What explains this contradiction was the answer by IMF’s Managing Director Kristalina Georgieva in the same discussion.
“It (global economic growth outlook) is less bad than we feared two months ago but ‘less bad’ doesn’t quite mean ‘good’.”
She further listed four factors that led to such an assessment.
First, the world over, inflation has fallen off its historic peak and is consistently trending downwards.
Two, China, the world’s second largest economy, has seen its growth prospects improve. In 2022, thanks to its Zero Covid policy, China’s growth rate fell below the global average growth rate — the first time in 40 years. However, with China opening to business, its economy is expected to rebound and, in the process, boost global growth.
Three, it was widely expected that as central banks raised interest rates, unemployment levels would rise in the developed countries. But this has not happened to the extent policymakers and economists apprehended. In fact, the developed countries continue to enjoy historically low levels of unemployment.
The fourth and closely related factor is the sustained consumer demand. Georgieva said the strength of labour markets (read low levels of unemployment) in countries such as the US has kept consumer demand robust.
Larry Summers, former Secretary of US Treasury and currently President Emeritus at Harvard, explained the change in sentiment more succinctly: “We are experiencing some exhilaration of relief in Davos”.
“Hyper populists have lost elections, Europe has not frozen, recession hasn’t come, China has adjusted its policies and inflation has decelerated. Those are the reasons why we all feel better now than a few months ago,” said Summers.
Will the world avoid recession?
A more exact answer will be available on January 31, when the IMF provides its next WEO update. But as things stand, policymakers are advising caution.
“Relief must not become complacency,” warned Summers. In his view, inflation was down because of the same transitory factors that contributed to its spike.
“The greatest tragedy would be if central banks were to lurch away from a focus on assuring price stability prematurely and we were to have to fight this battle twice,” said Summers.
Georgieva outlined three key factors that could deflate the fledgling confidence.
One, it is unclear whether inflation will continue to trend downwards.

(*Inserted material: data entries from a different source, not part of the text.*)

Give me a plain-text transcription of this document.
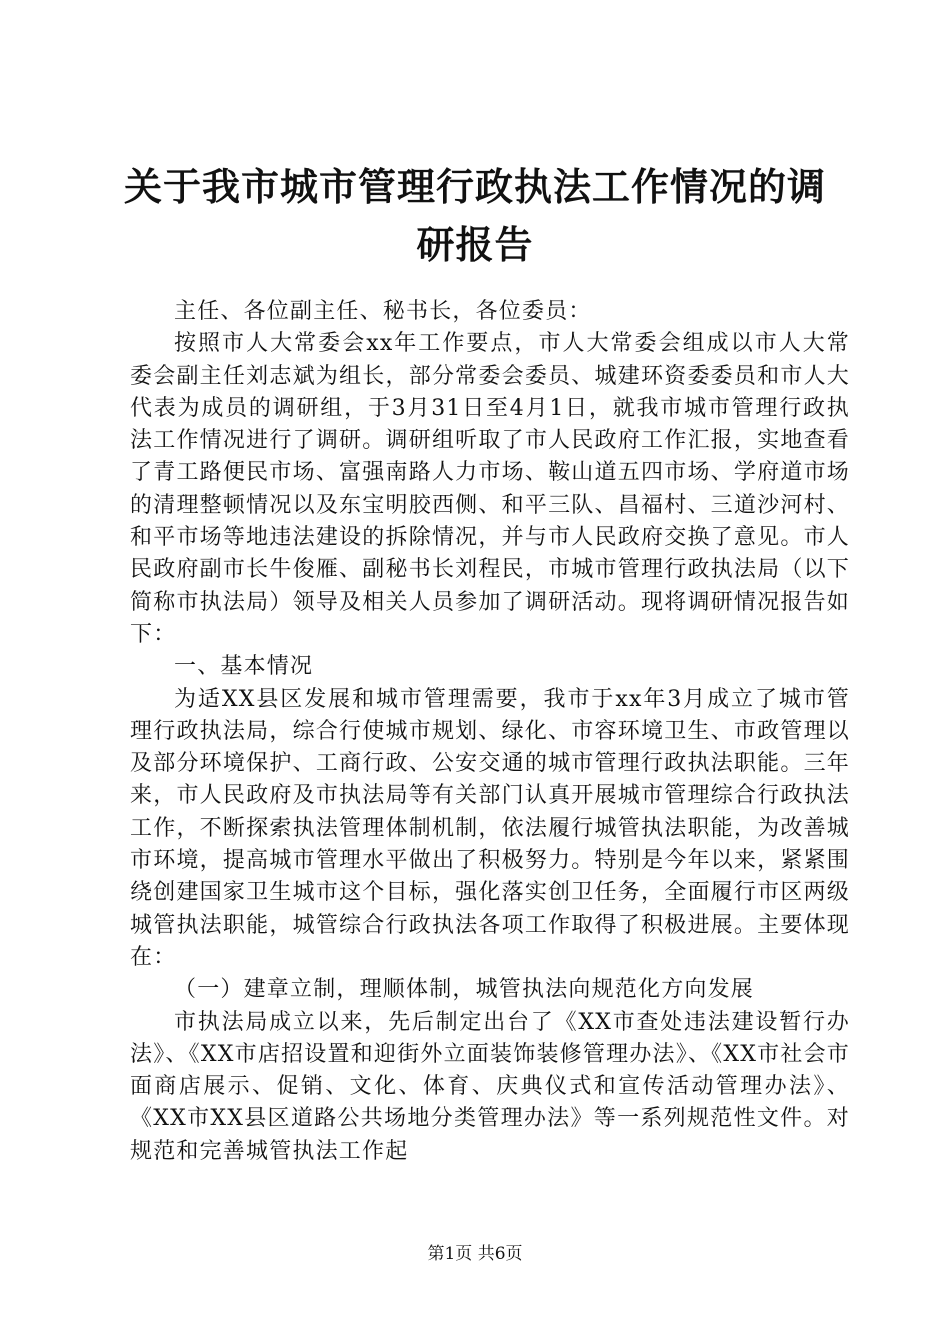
关于我市城市管理行政执法工作情况的调研报告

主任、各位副主任、秘书长，各位委员：

按照市人大常委会xx年工作要点，市人大常委会组成以市人大常委会副主任刘志斌为组长，部分常委会委员、城建环资委委员和市人大代表为成员的调研组，于3月31日至4月1日，就我市城市管理行政执法工作情况进行了调研。调研组听取了市人民政府工作汇报，实地查看了青工路便民市场、富强南路人力市场、鞍山道五四市场、学府道市场的清理整顿情况以及东宝明胶西侧、和平三队、昌福村、三道沙河村、和平市场等地违法建设的拆除情况，并与市人民政府交换了意见。市人民政府副市长牛俊雁、副秘书长刘程民，市城市管理行政执法局（以下简称市执法局）领导及相关人员参加了调研活动。现将调研情况报告如下：

一、基本情况

为适XX县区发展和城市管理需要，我市于xx年3月成立了城市管理行政执法局，综合行使城市规划、绿化、市容环境卫生、市政管理以及部分环境保护、工商行政、公安交通的城市管理行政执法职能。三年来，市人民政府及市执法局等有关部门认真开展城市管理综合行政执法工作，不断探索执法管理体制机制，依法履行城管执法职能，为改善城市环境，提高城市管理水平做出了积极努力。特别是今年以来，紧紧围绕创建国家卫生城市这个目标，强化落实创卫任务，全面履行市区两级城管执法职能，城管综合行政执法各项工作取得了积极进展。主要体现在：

（一）建章立制，理顺体制，城管执法向规范化方向发展

市执法局成立以来，先后制定出台了《XX市查处违法建设暂行办法》、《XX市店招设置和迎街外立面装饰装修管理办法》、《XX市社会市面商店展示、促销、文化、体育、庆典仪式和宣传活动管理办法》、《XX市XX县区道路公共场地分类管理办法》等一系列规范性文件。对规范和完善城管执法工作起

第1页 共6页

For instance, China’s likely recovery, being seen as a positive factor, could also imply higher prices for crude oil and gas, pushing up inflation across the board. Energy prices remain high as it is.
Two, while labour markets have held up well until now, given the fact that central banks are not yet done with raising rates, it is quite possible that higher interest rates will finally begin to bite and lead to more unemployment. Dealing with the cost of living crisis in developed countries with historically low unemployment is one thing, but if there are widespread job losses, consumption will fall rapidly and with it, economic growth.
Lastly, the fact is that the Ukraine conflict is still unresolved and as such, continues to pose a risk for investors across the world.